En ese 1958 no había logrado grandes resultados. La fábrica Maserati se encontraba mal financieramente y los coches ya no eran los mismos. En Reims, además de ese inconveniente con el embrague, notó que el equilibrio de siempre del Maserati no existía más, que el auto no se podía tener, y cuando preguntó qué pasaba con los amortiguadores, la respuesta no lo conformó: “Los cambiamos porque esta marca holandesa paga más para que los coloquemos...”.

“La cosa estaba cambiando. Ya no tenía el sabor del principio, donde todo era más de aficionados. Esto estaba fuera de lo que para mí significaban las carreras. En mi primera temporada en Europa yo había tenido que reparar con mis propias manos mi auto de carrera. También tenía 47 y algunos rivales, sólo 25. Y en vísperas de ese GP de Francia, en mi hotel, pensaba cuál de los muchachos iba a ser el que me daría más trabajo, cómo iba a hacer para aguantar tres horas arriba del auto... Las carreras ya no me daban satisfacción, eran una obligación. Y cuando las carreras comienzan a tomar la forma de un trabajo...”, explicó el propio Fangio.

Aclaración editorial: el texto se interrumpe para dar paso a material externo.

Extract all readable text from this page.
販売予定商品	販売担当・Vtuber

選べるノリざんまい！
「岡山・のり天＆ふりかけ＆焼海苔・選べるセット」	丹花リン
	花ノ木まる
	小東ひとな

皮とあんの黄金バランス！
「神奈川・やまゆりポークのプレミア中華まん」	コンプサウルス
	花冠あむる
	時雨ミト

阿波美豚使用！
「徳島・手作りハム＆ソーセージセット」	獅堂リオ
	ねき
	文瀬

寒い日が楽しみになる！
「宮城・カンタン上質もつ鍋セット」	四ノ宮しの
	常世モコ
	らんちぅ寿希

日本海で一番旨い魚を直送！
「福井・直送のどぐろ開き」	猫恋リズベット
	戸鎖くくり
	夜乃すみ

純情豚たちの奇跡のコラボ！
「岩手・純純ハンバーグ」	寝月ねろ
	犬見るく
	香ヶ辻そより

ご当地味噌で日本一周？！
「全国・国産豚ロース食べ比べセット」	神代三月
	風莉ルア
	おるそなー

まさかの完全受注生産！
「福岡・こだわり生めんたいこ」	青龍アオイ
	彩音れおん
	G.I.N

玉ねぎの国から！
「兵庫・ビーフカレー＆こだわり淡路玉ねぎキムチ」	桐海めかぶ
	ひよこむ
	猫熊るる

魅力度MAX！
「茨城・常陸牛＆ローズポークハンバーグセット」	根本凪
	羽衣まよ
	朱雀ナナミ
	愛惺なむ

Con un casco Johnson marrón, antiparras, camisa amarilla, pantalones celestes y botas negras italianas, a los 47 años decidió abandonar: “Creo en el destino y tuve la terrible sensación de que lo estaba forzando. Siempre me consideré un hombre con suerte, pero ya no sabía hasta dónde iba a acompañarme”. Entonces, sin apuro y todavía con su ropa de piloto, se encaminó hacia el hotel Lion D’Or, se duchó, se puso un traje y fue hasta el hospital en el que estaba internado Musso, pero cuando llegó ya era tarde. Regresó al hotel y comió algo liviano. Se acostó a las 11 de la noche y le costó conciliar el sueño. Durmió sólo de a ratos, como en los últimos tiempos. “No era como cuando comencé, en que dormía como un lirón. Después, dormir tres horas seguidas me costaba un triunfo”, contó. En su cabeza, corría de nuevo la carrera, repetía aciertos y errores.

Dos días después del Gran Premio, se fue a Santa Margherita Ligure, en Génova, para subirse a un crucero junto a un amigo de la industria textil y despejar su cabeza. Todos hablaban de su posible retiro. Sin embargo, como no hubo anuncios resonantes en tiempos nada mediatizados, su abandono recién se confirmaría cuando no se presentó en el siguiente Gran Premio, el 18 de julio en Gran Bretaña. “No debía seguir, hubiera sido una estupidez”.